No coach in the Big East Conference has taken his team to more Final Fours the past 10 years than Jim Boeheim.
But the coach, who owns the reputation of being a “whiner” who chokes in big games, refused to lash out at his critics this week.
“I can’t do that. Next year they’ll barb me double when we struggle (laugh),” said Boeheim, whose 15th-ranked Orangemen (28-8) play 19th-ranked Mississippi State (26-7) at 4:42 p.m. CST Saturday in the NCAA’s national semifinals, a.k.a., the Final Four.
“The criticism does bother me. I’m sensitive to it,” he said, “but I’m a hard guy to like. I whine. It’s a part of my sideline thing. I’ve done less and less the past few years.”
Boeheim would rather the criticism be aimed at him and not at his players.
“I want my guys to go out and play, have fun,” he said. “We’re (the coaches) supposed to take the blame. That’s what we’re here for.”
Syracuse’s last appearance in the Final Four came in 1987 when the Orangemen lost 74-73 to Indiana on Keith Smart’s last-second shot in the Louisiana Superdome.
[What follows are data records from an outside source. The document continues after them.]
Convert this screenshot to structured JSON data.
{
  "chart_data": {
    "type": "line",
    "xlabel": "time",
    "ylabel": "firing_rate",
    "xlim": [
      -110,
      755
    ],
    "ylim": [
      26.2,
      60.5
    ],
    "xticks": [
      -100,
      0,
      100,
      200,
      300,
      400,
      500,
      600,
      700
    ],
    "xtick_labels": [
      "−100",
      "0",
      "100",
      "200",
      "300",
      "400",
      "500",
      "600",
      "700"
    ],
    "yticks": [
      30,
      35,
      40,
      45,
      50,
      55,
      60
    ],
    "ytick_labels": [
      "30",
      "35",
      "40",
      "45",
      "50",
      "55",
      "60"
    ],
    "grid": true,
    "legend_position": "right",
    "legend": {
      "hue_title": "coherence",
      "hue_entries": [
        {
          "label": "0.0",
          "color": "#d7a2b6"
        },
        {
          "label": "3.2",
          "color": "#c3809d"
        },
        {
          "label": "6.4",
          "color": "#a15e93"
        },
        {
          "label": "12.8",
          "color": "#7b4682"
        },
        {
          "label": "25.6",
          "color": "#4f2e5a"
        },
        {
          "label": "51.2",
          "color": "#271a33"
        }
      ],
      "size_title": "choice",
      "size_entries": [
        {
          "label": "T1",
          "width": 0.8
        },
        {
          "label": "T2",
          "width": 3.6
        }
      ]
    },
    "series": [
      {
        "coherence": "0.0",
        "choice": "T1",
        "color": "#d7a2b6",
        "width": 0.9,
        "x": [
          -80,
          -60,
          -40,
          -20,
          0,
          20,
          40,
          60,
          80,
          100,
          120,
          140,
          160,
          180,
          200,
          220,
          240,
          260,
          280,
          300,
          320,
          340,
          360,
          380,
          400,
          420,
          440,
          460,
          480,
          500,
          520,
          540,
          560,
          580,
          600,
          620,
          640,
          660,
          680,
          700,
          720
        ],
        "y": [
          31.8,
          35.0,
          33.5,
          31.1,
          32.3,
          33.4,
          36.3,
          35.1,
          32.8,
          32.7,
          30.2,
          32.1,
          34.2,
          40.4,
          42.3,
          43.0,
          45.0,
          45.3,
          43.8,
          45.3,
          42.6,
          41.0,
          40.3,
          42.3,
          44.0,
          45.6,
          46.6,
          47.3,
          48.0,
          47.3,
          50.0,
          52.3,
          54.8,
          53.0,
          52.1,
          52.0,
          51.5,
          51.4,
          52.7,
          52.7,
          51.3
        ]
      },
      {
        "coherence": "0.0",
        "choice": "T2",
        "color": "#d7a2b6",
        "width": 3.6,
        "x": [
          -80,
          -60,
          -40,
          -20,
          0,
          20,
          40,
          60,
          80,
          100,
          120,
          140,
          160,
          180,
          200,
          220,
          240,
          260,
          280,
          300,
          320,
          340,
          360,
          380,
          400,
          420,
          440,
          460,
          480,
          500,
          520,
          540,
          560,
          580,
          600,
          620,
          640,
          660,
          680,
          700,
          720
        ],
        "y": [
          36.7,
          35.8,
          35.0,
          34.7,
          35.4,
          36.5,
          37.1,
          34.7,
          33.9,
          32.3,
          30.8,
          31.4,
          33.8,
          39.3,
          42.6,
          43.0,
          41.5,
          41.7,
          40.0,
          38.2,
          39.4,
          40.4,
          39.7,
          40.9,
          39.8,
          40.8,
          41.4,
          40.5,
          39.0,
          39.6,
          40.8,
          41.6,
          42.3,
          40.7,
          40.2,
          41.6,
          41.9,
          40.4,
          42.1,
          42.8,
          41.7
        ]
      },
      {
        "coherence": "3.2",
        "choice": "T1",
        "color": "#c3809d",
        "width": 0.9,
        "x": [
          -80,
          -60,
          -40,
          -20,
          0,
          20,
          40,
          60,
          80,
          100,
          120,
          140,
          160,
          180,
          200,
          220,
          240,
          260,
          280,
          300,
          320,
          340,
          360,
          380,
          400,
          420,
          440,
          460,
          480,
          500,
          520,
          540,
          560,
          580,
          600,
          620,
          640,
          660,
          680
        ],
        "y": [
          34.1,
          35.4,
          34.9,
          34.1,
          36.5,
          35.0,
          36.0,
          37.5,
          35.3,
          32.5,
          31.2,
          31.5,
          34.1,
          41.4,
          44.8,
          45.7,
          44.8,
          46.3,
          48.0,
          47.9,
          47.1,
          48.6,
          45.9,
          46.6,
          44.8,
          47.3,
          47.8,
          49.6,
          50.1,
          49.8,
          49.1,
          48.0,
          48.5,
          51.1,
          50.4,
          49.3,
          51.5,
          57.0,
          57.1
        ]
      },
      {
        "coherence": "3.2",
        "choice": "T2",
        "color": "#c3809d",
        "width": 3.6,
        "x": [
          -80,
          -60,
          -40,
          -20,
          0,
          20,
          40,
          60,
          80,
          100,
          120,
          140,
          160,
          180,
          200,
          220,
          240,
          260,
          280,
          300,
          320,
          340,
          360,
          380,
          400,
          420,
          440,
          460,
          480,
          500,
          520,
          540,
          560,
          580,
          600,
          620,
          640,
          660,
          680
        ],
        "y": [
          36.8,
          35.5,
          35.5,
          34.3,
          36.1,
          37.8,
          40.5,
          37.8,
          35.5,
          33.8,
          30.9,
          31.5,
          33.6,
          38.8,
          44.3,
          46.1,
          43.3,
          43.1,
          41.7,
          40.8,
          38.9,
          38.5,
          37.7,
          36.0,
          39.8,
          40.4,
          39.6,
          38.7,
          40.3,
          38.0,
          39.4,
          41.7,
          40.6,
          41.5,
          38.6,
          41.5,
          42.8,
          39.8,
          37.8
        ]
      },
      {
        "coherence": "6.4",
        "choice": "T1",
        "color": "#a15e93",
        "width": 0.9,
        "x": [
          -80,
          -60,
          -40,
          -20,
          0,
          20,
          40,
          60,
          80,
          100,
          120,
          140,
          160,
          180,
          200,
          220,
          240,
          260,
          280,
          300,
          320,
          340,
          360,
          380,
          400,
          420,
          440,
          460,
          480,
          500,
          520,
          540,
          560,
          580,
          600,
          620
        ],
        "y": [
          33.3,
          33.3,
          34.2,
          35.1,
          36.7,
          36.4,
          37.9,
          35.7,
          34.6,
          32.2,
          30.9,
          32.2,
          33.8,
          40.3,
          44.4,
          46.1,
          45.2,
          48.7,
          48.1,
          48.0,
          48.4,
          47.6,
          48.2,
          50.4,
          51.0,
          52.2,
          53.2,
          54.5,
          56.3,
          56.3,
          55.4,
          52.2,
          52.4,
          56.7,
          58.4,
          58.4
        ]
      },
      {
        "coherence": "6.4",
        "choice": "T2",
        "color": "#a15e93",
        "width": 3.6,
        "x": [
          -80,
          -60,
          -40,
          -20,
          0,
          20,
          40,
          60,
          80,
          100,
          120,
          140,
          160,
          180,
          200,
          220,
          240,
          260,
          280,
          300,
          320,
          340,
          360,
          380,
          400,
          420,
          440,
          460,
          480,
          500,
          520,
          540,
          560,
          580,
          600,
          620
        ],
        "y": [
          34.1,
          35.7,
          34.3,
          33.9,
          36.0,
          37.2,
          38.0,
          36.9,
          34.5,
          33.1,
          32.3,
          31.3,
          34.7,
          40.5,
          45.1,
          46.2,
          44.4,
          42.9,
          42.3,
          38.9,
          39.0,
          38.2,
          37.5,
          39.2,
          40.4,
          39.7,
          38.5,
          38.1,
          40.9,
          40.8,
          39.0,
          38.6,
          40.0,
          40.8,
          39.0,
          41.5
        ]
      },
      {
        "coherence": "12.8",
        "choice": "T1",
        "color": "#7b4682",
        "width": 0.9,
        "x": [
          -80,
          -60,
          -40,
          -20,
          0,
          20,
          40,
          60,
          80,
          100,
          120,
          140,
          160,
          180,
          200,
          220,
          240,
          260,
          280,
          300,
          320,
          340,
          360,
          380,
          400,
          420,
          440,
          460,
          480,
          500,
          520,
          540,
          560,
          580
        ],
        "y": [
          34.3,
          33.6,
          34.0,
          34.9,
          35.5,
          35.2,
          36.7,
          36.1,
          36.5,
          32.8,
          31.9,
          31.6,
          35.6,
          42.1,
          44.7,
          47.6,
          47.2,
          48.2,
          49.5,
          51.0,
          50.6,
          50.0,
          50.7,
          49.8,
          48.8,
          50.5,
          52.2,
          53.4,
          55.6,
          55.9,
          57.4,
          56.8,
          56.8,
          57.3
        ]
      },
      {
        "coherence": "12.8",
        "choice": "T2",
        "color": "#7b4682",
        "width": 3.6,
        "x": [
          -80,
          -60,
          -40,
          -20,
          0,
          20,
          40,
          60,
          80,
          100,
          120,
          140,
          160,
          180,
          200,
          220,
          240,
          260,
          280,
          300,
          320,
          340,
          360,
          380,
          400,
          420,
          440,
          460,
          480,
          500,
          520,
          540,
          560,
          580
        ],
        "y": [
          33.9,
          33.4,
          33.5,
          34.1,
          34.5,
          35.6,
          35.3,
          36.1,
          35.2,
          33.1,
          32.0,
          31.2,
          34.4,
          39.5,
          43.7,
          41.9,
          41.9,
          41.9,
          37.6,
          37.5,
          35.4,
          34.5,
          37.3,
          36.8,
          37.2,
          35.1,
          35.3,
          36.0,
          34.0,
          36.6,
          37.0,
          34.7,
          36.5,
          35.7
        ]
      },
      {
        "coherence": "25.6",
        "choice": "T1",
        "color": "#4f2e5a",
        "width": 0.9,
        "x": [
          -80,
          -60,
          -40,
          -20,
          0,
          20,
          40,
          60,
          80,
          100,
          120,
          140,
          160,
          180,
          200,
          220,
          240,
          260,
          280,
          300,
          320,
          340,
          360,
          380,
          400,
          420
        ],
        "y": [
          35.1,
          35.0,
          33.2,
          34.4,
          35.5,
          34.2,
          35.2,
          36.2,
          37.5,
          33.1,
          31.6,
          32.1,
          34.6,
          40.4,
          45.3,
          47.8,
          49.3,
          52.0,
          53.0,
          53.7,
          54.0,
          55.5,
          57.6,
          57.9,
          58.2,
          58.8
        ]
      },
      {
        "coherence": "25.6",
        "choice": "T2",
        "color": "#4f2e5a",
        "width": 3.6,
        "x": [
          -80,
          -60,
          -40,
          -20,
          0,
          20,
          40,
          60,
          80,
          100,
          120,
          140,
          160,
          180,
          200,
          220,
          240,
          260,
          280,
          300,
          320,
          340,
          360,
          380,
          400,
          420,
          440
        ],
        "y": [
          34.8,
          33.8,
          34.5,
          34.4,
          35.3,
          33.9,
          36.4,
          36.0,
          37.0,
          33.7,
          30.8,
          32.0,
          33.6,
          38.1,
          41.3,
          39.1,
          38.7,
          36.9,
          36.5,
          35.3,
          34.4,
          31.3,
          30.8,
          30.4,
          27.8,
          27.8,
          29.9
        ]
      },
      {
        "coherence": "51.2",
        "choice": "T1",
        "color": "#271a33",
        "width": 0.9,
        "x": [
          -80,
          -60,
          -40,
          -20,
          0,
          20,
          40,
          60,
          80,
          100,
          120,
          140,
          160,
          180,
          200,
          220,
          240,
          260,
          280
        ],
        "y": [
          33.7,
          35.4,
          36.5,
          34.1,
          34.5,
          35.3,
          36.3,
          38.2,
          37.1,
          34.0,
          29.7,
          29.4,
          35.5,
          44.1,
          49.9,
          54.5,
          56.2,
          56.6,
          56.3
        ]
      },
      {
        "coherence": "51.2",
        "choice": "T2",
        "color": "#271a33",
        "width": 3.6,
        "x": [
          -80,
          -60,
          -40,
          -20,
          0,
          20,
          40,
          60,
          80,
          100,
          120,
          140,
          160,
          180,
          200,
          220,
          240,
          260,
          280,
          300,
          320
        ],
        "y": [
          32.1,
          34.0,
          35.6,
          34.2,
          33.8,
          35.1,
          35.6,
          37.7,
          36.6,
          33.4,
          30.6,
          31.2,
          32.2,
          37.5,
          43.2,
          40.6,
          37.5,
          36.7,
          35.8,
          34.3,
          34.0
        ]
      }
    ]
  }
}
Despite its reputation as one of the nation’s powerhouse conferences, the Big East’s only other Final Four representative since ’87 has been Seton Hall, in 1989. And this season, Boeheim’s club played second fiddle to Connecticut, Georgetown and Villanova, but it’s the only one remaining.
“We’re happy to be coming to New York,” he said. “This was quite unexpected, but when things are unexpected that makes it even better.”
Syracuse upset No. 4 Kansas 60-57 Sunday in the West Regional finals in Denver. The Orangemen opened the tournament with wins over Montana State (88-55), Drexel (69-58) and Georgia (83-81 overtime).
Mississippi State’s 86-68 win over Georgia in the semifinals of the SEC Tournament caught Boeheim’s eye.
“They dominated Georgia, a team we squeaked by,” he said. “It’s obvious that Mississippi State has played very well. Their backcourt (Darryl Wilson and Marcus Bullard) is sensational and (Dontae’) Jones has dominated very good defensive teams in Kentucky and Connecticut.
“Mississippi State is no underdog. They are equal to anyone in this tournament.”
The Orangemen are led by 6-foot-8 senior forward John Wallace, who averages 22.1 points and 8.8 rebounds a game. But in postseason play, 6-8 center Otis Hill has joined Wallace to give Syracuse a solid one-two punch inside. Hill has averaged 16.2 points and 6.7 rebounds in four NCAA games.
“Otis has stepped up his game,” Boeheim said. “It’s not shocking to me. Otis and John (Wallace) have taken the pressure off of each other.”
Syracuse, like Mississippi State, returned to practice Tuesday after taking Sunday and Monday off.
“We should be rested,” Boeheim said. “We’re very excited about coming to New York and New Jersey. I think New York’s excited and New York doesn’t get excited about too many things.”